I am working on a Python library that performs a lot of bitwise operations on long bit strings, and I want to find a bit string type that will maximize its speed. I have tried the built-in Python int type, numpy, bitstring, and bitarray, and suprisingly, the Python ints seem to win hands down when it comes to bitwise operations. Everything I have googled says numpy should be much faster for vectorized operations like this. Am I using numpy wrong somehow? Is there another Python library I can use that actually improves on Python's built-in int type?
from timeit import timeit
import random
size = 10000
def int_to_bits(i):
result = []
for _ in range(size):
result.append(i % 2)
i >>= 1
return result
x = random.randrange(2**size)
y = random.randrange(2**size)
print(x.bit_length(), y.bit_length())
x_bits = int_to_bits(x)
y_bits = int_to_bits(y)
t = timeit(
stmt='a & b',
setup='a = %d; b = %d' % (x, y)
)
print("raw ints:", t)
t = timeit(
stmt='a & b',
setup=('import numpy;'
'a = numpy.array(%r, dtype=int);'
'b = numpy.array(%r, dtype=int)') % (x_bits, y_bits)
)
print('numpy int array:', t)
t = timeit(
stmt='a & b',
setup=('import numpy;'
'a = numpy.array(%r, dtype=bool);'
'b = numpy.array(%r, dtype=bool)') % (x_bits, y_bits)
)
print('numpy bool array:', t)
t = timeit(
stmt='a & b',
setup=('import numpy;'
'a = numpy.packbits(%r);'
'b = numpy.packbits(%r)') % (x_bits, y_bits)
)
print('numpy packed bits:', t)
t = timeit(
stmt='a & b',
setup=('import bitstring;'
'a = bitstring.BitString(%r);'
'b = bitstring.BitString(%r)') % (x_bits, y_bits)
)
print('bitstring:', t)
t = timeit(
stmt='a & b',
setup=('import bitarray;'
'a = bitarray.bitarray(%r);'
'b = bitarray.bitarray(%r)') % (x_bits, y_bits)
)
print('bitarray:', t)
Results:
10000 10000
raw ints: 0.29606562735373115
numpy int array: 7.400762747057885
numpy bool array: 1.1108355715984288
numpy packed bits: 1.3064737574273284
bitstring: 380.9796937642803
bitarray: 1.4451143449501842
EDIT:
There seems to be a lot of confusion about how single operations on Python ints/longs are comparable to vector operations on entire numpy bit arrays. A 10,000-bit Python int/long value, when treated as a bit mask (using the & operator just like we can do with ints or longs in C/C++) is directly comparable to a numpy bool array of length 10,000, because they both contain the same number of bits, albeit represented in 2 different ways. The same is true for the other ways of representing 10,000 bits that I tried, including using numpy packed bit arrays, numpy int arrays, and bit array/string types from other libraries. They are all comparable because they are all computing the same function on the same sequences of bits. All that matters here is that I can represent all 10,000 bits and that I can perform bitwise operations on them. If anyone can suggest a more efficient way to represent long, fixed-length sequences of bits that allows bitwise operators (&, |, and ~) to be used, that is what I am looking for.

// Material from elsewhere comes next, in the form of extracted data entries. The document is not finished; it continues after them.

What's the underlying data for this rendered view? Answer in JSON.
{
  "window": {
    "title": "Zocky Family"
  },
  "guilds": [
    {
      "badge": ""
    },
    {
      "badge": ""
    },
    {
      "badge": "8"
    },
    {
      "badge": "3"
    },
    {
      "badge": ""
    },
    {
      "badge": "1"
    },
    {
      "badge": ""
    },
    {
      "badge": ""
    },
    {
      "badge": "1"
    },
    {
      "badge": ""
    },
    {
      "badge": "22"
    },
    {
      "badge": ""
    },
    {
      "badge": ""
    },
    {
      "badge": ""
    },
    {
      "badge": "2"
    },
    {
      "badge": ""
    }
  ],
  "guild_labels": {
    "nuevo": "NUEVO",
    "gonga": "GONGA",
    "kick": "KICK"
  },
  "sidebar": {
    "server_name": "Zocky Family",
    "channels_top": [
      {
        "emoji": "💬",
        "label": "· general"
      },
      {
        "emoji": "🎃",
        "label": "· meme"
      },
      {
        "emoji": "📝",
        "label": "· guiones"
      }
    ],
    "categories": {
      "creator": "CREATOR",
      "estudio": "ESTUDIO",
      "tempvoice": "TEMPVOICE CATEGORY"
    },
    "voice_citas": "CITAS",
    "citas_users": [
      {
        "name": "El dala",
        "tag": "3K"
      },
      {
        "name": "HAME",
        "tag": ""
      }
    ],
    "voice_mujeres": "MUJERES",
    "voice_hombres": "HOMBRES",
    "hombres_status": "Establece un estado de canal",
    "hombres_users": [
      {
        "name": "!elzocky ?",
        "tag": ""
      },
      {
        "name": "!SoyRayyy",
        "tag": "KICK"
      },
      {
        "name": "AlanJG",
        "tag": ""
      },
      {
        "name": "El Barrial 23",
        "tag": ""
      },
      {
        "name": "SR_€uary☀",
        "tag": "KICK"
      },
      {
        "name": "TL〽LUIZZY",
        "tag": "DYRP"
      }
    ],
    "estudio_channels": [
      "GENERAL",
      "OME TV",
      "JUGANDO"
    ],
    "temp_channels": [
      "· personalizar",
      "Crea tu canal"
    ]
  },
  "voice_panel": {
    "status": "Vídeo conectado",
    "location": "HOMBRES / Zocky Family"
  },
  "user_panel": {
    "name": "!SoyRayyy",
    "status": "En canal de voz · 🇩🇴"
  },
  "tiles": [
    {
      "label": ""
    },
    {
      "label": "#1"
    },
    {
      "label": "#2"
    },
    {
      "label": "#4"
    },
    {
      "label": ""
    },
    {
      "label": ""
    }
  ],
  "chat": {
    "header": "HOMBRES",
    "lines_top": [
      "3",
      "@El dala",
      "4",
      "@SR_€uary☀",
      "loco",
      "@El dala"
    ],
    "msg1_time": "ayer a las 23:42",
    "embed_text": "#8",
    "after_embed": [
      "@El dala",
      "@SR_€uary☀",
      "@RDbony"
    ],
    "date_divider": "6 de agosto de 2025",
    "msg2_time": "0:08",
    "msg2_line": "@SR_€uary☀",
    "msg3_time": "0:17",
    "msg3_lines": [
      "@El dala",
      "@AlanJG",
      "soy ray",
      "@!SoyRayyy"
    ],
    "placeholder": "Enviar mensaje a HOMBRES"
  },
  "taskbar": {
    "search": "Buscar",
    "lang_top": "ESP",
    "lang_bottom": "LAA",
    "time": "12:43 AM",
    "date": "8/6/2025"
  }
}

If you're still confused as to how a Python int/long value can store the same information as a numpy bool array or a numpy binary-valued int array, please refer to the int_to_bits
function in the code above; it demonstrates how to extract the bits out of a Python int/long, which shows that performing the & operation on two 10,000-bit ints is fundamentally the same as performing it element-by-element on a list or array of 10,000 Boolean values.